TURKEY’S LATEST political crisis is one to which the overused adjective byzantine could fairly be applied. Prosecutors have brought graft charges against the sons of three cabinet ministers, the head of a state bank, a big developer and other figures close to the government of Prime Minister Recep Tayyip Erdogan. Mr. Erdogan has responded by firing the prosecutor heading up the case and scores of police officers and by alleging that he is the target of a foreign plot; pro-government media flatly blame Israel and the United States.
Behind the official announcements swirls an intricate and largely opaque power struggle between Mr. Erdogan’s Islamist political party and a formerly allied Islamist movement headed by a reclusive scholar, improbably based in Pennsylvania. Followers of Fethullah Gulen have long been reported to occupy key posts in the judiciary and police, from which they helped Mr. Erdogan break the power of Turkey’s once-overweening military. Now they appear to be targeting some of Mr. Erdogan’s closest associates.

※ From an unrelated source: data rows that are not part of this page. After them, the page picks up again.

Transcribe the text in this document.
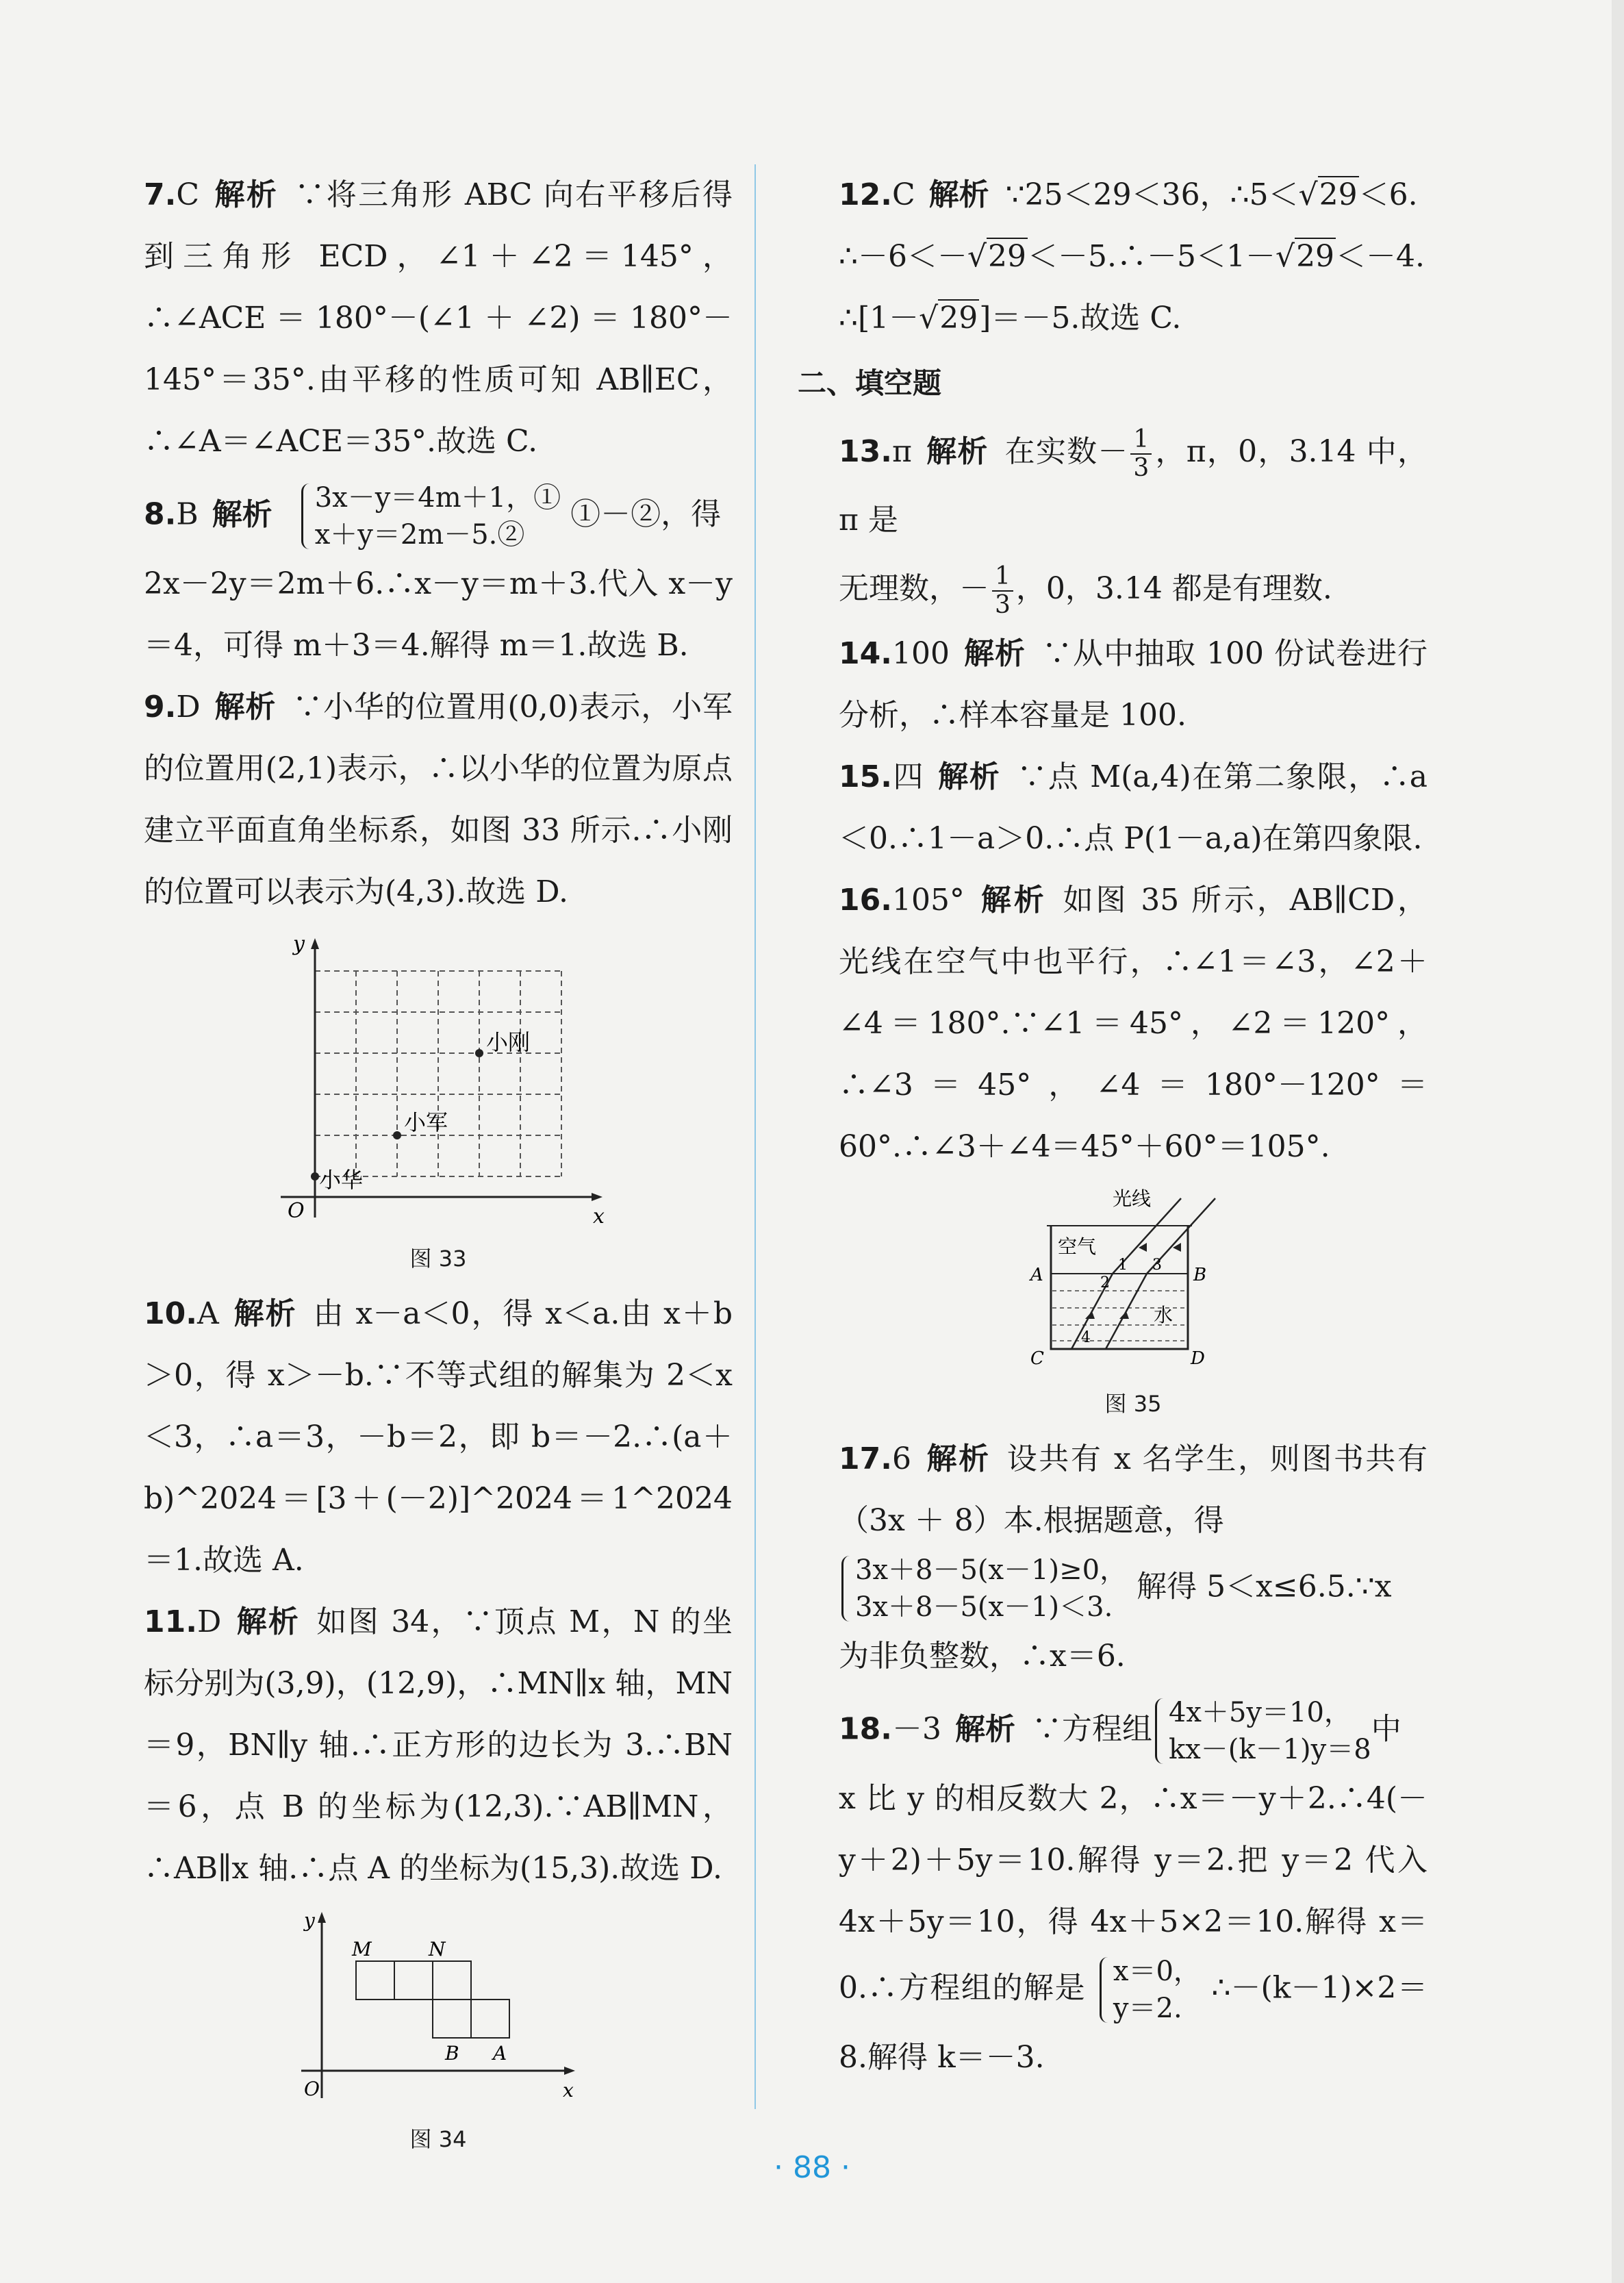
7.C 解析 ∵将三角形 ABC 向右平移后得到三角形 ECD，∠1＋∠2＝145°，∴∠ACE＝180°－(∠1＋∠2)＝180°－145°＝35°.由平移的性质可知 AB∥EC，∴∠A＝∠ACE＝35°.故选 C.

8.B 解析 3x－y＝4m＋1，①
x＋y＝2m－5.②
①－②，得
2x－2y＝2m＋6.∴x－y＝m＋3.代入 x－y＝4，可得 m＋3＝4.解得 m＝1.故选 B.

9.D 解析 ∵小华的位置用(0,0)表示，小军的位置用(2,1)表示，∴以小华的位置为原点建立平面直角坐标系，如图 33 所示.∴小刚的位置可以表示为(4,3).故选 D.

y
x
O
小刚
小军
小华
图 33

10.A 解析 由 x－a＜0，得 x＜a.由 x＋b＞0，得 x＞－b.∵不等式组的解集为 2＜x＜3，∴a＝3，－b＝2，即 b＝－2.∴(a＋b)^2024＝[3＋(－2)]^2024＝1^2024＝1.故选 A.

11.D 解析 如图 34，∵顶点 M，N 的坐标分别为(3,9)，(12,9)，∴MN∥x 轴，MN＝9，BN∥y 轴.∴正方形的边长为 3.∴BN＝6，点 B 的坐标为(12,3).∵AB∥MN，∴AB∥x 轴.∴点 A 的坐标为(15,3).故选 D.

y
x
O
M	N
B A
图 34
12.C 解析 ∵25＜29＜36，∴5＜√29＜6.
∴－6＜－√29＜－5.∴－5＜1－√29＜－4.
∴[1－√29]＝－5.故选 C.
二、填空题
13.π 解析 在实数－ $\frac{1}{3}$ ，π，0，3.14 中，π 是
无理数，－ $\frac{1}{3}$ ，0，3.14 都是有理数.

14.100 解析 ∵从中抽取 100 份试卷进行分析，∴样本容量是 100.

15.四 解析 ∵点 M(a,4)在第二象限，∴a＜0.∴1－a＞0.∴点 P(1－a,a)在第四象限.

16.105° 解析 如图 35 所示，AB∥CD，光线在空气中也平行，∴∠1＝∠3，∠2＋∠4＝180°.∵∠1＝45°，∠2＝120°，∴∠3＝45°，∠4＝180°－120°＝60°.∴∠3＋∠4＝45°＋60°＝105°.

光线
空气
水
A	B
C	D
1
2
3
4
图 35
17.6 解析 设共有 x 名学生，则图书共有（3x ＋ 8）本.根据题意，得

3x＋8－5(x－1)≥0，
3x＋8－5(x－1)＜3.
解得 5＜x≤6.5.∵x
为非负整数，∴x＝6.
18.－3 解析 ∵方程组 4x＋5y＝10，
kx－(k－1)y＝8
中
x 比 y 的相反数大 2，∴x＝－y＋2.∴4(－y＋2)＋5y＝10.解得 y＝2.把 y＝2 代入 4x＋5y＝10，得 4x＋5×2＝10.解得 x＝0.∴方程组的解是 x＝0，
y＝2.
∴－(k－1)×2＝8.解得 k＝－3.
· 88 ·
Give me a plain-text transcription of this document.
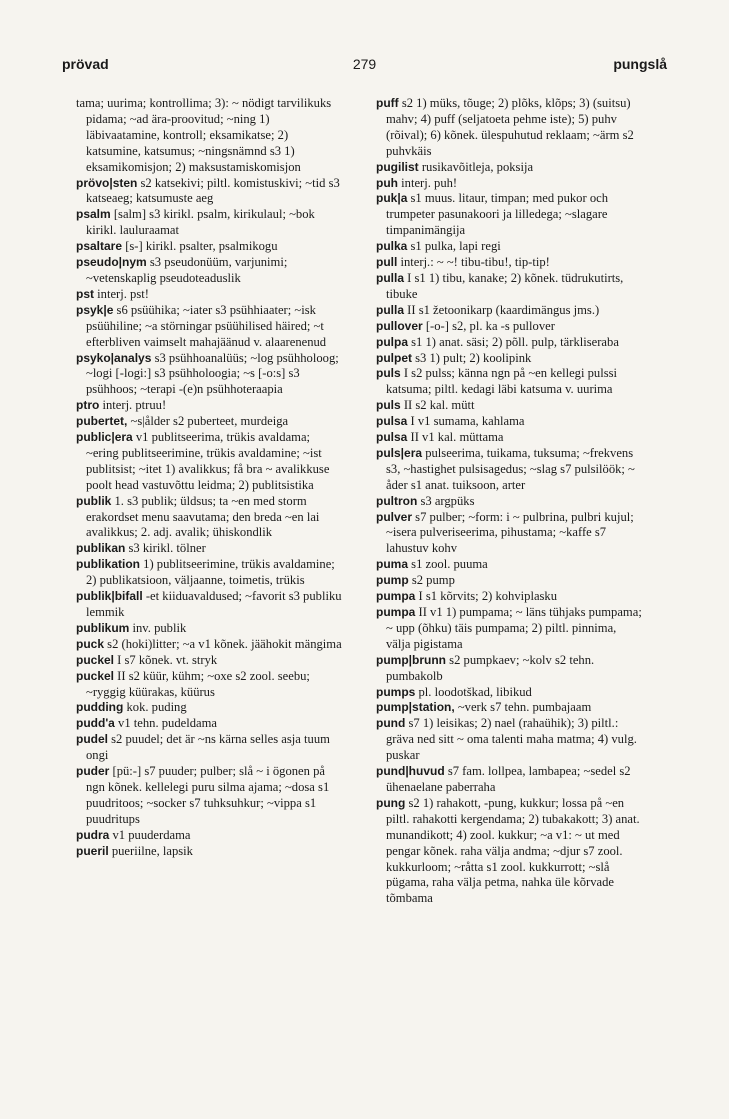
prövad	279	pungslå
tama; uurima; kontrollima; 3): ~ nödigt tarvilikuks pidama; ~ad ära-proovitud; ~ning 1) läbivaatamine, kontroll; eksamikatse; 2) katsumine, katsumus; ~ningsnämnd s3 1) eksamikomisjon; 2) maksustamiskomisjon
prövo|sten s2 katsekivi; piltl. komistuskivi; ~tid s3 katseaeg; katsumuste aeg
psalm [salm] s3 kirikl. psalm, kirikulaul; ~bok kirikl. lauluraamat
psaltare [s-] kirikl. psalter, psalmikogu
pseudo|nym s3 pseudonüüm, varjunimi; ~vetenskaplig pseudoteaduslik
pst interj. pst!
psyk|e s6 psüühika; ~iater s3 psühhiaater; ~isk psüühiline; ~a störningar psüühilised häired; ~t efterbliven vaimselt mahajäänud v. alaarenenud
psyko|analys s3 psühhoanalüüs; ~log psühholoog; ~logi [-logi:] s3 psühholoogia; ~s [-o:s] s3 psühhoos; ~terapi -(e)n psühhoteraapia
ptro interj. ptruu!
pubertet, ~s|ålder s2 puberteet, murdeiga
public|era v1 publitseerima, trükis avaldama; ~ering publitseerimine, trükis avaldamine; ~ist publitsist; ~itet 1) avalikkus; få bra ~ avalikkuse poolt head vastuvõttu leidma; 2) publitsistika
publik 1. s3 publik; üldsus; ta ~en med storm erakordset menu saavutama; den breda ~en lai avalikkus; 2. adj. avalik; ühiskondlik
publikan s3 kirikl. tölner
publikation 1) publitseerimine, trükis avaldamine; 2) publikatsioon, väljaanne, toimetis, trükis
publik|bifall -et kiiduavaldused; ~favorit s3 publiku lemmik
publikum inv. publik
puck s2 (hoki)litter; ~a v1 kõnek. jäähokit mängima
puckel I s7 kõnek. vt. stryk
puckel II s2 küür, kühm; ~oxe s2 zool. seebu; ~ryggig küürakas, küürus
pudding kok. puding
pudd'a v1 tehn. pudeldama
pudel s2 puudel; det är ~ns kärna selles asja tuum ongi
puder [pü:-] s7 puuder; pulber; slå ~ i ögonen på ngn kõnek. kellelegi puru silma ajama; ~dosa s1 puudritoos; ~socker s7 tuhksuhkur; ~vippa s1 puudritups
pudra v1 puuderdama
pueril pueriilne, lapsik
puff s2 1) müks, tõuge; 2) plõks, klõps; 3) (suitsu) mahv; 4) puff (seljatoeta pehme iste); 5) puhv (rõival); 6) kõnek. ülespuhutud reklaam; ~ärm s2 puhvkäis
pugilist rusikavõitleja, poksija
puh interj. puh!
puk|a s1 muus. litaur, timpan; med pukor och trumpeter pasunakoori ja lilledega; ~slagare timpanimängija
pulka s1 pulka, lapi regi
pull interj.: ~ ~! tibu-tibu!, tip-tip!
pulla I s1 1) tibu, kanake; 2) kõnek. tüdrukutirts, tibuke
pulla II s1 žetoonikarp (kaardimängus jms.)
pullover [-o-] s2, pl. ka -s pullover
pulpa s1 1) anat. säsi; 2) põll. pulp, tärkliseraba
pulpet s3 1) pult; 2) koolipink
puls I s2 pulss; känna ngn på ~en kellegi pulssi katsuma; piltl. kedagi läbi katsuma v. uurima
puls II s2 kal. mütt
pulsa I v1 sumama, kahlama
pulsa II v1 kal. müttama
puls|era pulseerima, tuikama, tuksuma; ~frekvens s3, ~hastighet pulsisagedus; ~slag s7 pulsilöök; ~ åder s1 anat. tuiksoon, arter
pultron s3 argpüks
pulver s7 pulber; ~form: i ~ pulbrina, pulbri kujul; ~isera pulveriseerima, pihustama; ~kaffe s7 lahustuv kohv
puma s1 zool. puuma
pump s2 pump
pumpa I s1 kõrvits; 2) kohviplasku
pumpa II v1 1) pumpama; ~ läns tühjaks pumpama; ~ upp (õhku) täis pumpama; 2) piltl. pinnima, välja pigistama
pump|brunn s2 pumpkaev; ~kolv s2 tehn. pumbakolb
pumps pl. loodotškad, libikud
pump|station, ~verk s7 tehn. pumbajaam
pund s7 1) leisikas; 2) nael (rahaühik); 3) piltl.: gräva ned sitt ~ oma talenti maha matma; 4) vulg. puskar
pund|huvud s7 fam. lollpea, lambapea; ~sedel s2 ühenaelane paberraha
pung s2 1) rahakott, -pung, kukkur; lossa på ~en piltl. rahakotti kergendama; 2) tubakakott; 3) anat. munandikott; 4) zool. kukkur; ~a v1: ~ ut med pengar kõnek. raha välja andma; ~djur s7 zool. kukkurloom; ~råtta s1 zool. kukkurrott; ~slå pügama, raha välja petma, nahka üle kõrvade tõmbama
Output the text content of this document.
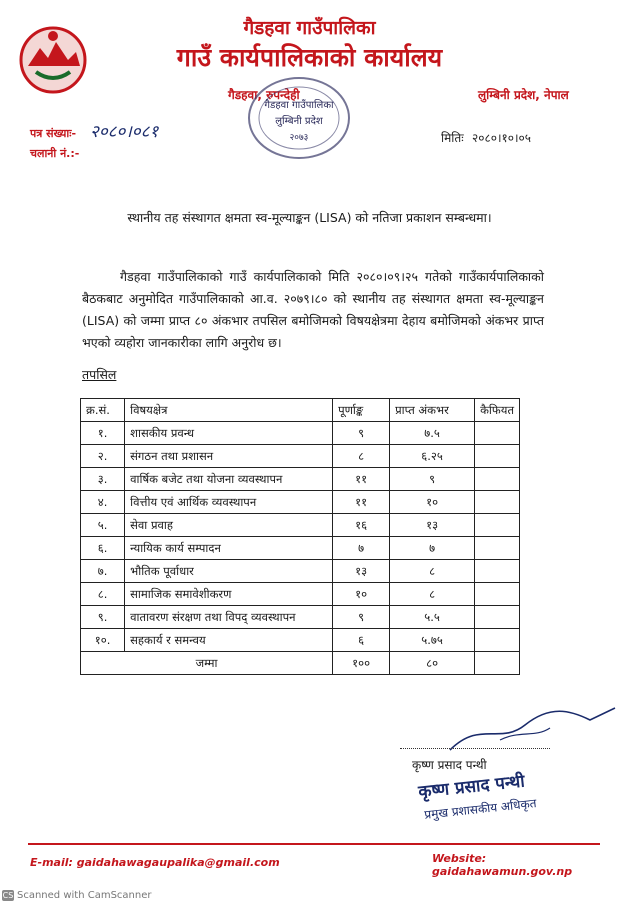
गैडहवा गाउँपालिका
गाउँ कार्यपालिकाको कार्यालय
गैडहवा, रुपन्देही	लुम्बिनी प्रदेश, नेपाल
गैडहवा गाउँपालिका
लुम्बिनी प्रदेश
२०७३
पत्र संख्याः- २०८०।०८१
चलानी नं.:-
मितिः २०८०।१०।०५
स्थानीय तह संस्थागत क्षमता स्व-मूल्याङ्कन (LISA) को नतिजा प्रकाशन सम्बन्धमा।
गैडहवा गाउँपालिकाको गाउँ कार्यपालिकाको मिति २०८०।०९।२५ गतेको गाउँकार्यपालिकाको बैठकबाट अनुमोदित गाउँपालिकाको आ.व. २०७९।८० को स्थानीय तह संस्थागत क्षमता स्व-मूल्याङ्कन (LISA) को जम्मा प्राप्त ८० अंकभार तपसिल बमोजिमको विषयक्षेत्रमा देहाय बमोजिमको अंकभर प्राप्त भएको व्यहोरा जानकारीका लागि अनुरोध छ।
तपसिल
क्र.सं.	विषयक्षेत्र	पूर्णाङ्क	प्राप्त अंकभर	कैफियत
१.	शासकीय प्रवन्ध	९	७.५	
२.	संगठन तथा प्रशासन	८	६.२५	
३.	वार्षिक बजेट तथा योजना व्यवस्थापन	११	९	
४.	वित्तीय एवं आर्थिक व्यवस्थापन	११	१०	
५.	सेवा प्रवाह	१६	१३	
६.	न्यायिक कार्य सम्पादन	७	७	
७.	भौतिक पूर्वाधार	१३	८	
८.	सामाजिक समावेशीकरण	१०	८	
९.	वातावरण संरक्षण तथा विपद् व्यवस्थापन	९	५.५	
१०.	सहकार्य र समन्वय	६	५.७५	
जम्मा		१००	८०	
कृष्ण प्रसाद पन्थी
कृष्ण प्रसाद पन्थी
प्रमुख प्रशासकीय अधिकृत
E-mail: gaidahawagaupalika@gmail.com	Website: gaidahawamun.gov.np
CS Scanned with CamScanner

The origins of the power struggle are the subject of endless speculation. Some say Mr. Gulen objected to Mr. Erdogan’s feuding with Israel and strong support for Syrian rebels. But for the United States and other Western governments, what matters is that Mr. Erdogan — once regarded as a model Islamist leader and treated as a close ally by President Obama — is responding to a political challenge with autocratic tactics and anti-Western diatribes. If those methods succeed, Turkey’s already-fragile democratic institutions will be further undermined.
Mr. Erdogan is a popular leader who has won three national elections, but in recent years he has become increasingly intolerant of critics, whether in the media or civil society. Last summer he sent riot police to attack protesters opposing the redevelopment of Istanbul’s Gezi Park, triggering still larger protests. Then, too, he claimed that the demonstrations were orchestrated from abroad. Now the prime minister is attempting to shut down corruption investigations by firing those conducting them; meanwhile, pro-government media have been campaigning against the U.S. ambassador, Francis J. Ricciardone, ludicrously claiming that he is somehow orchestrating the probes.
In fact, though most of the evidence has not been publicly released, prosecutors do not appear to have brought spurious cases. The three ministers whose sons were arrested on graft charges all resigned, and one called for the resignation of Mr. Erdogan. The bank whose director was arrested has long been suspected of helping Iran evade financial sanctions.
In the end, however, voters rather than courts may determine the outcome of the crisis. Mr. Erdogan has begun stumping for local elections in March, seeking political vindication. If his party wins, he probably will press ahead with plans to increase the powers of the presidency before running for the job later this year. He makes no secret of his plans to remain in power until 2023, when Turkey will celebrate 100 years as a republic.
Neither Turkey nor the West would benefit from such a consolidation of power. The Obama administration and the European Union should be pressing Mr. Erdogan to respect the rule of law and give police and prosecutors the opportunity to present their cases in court.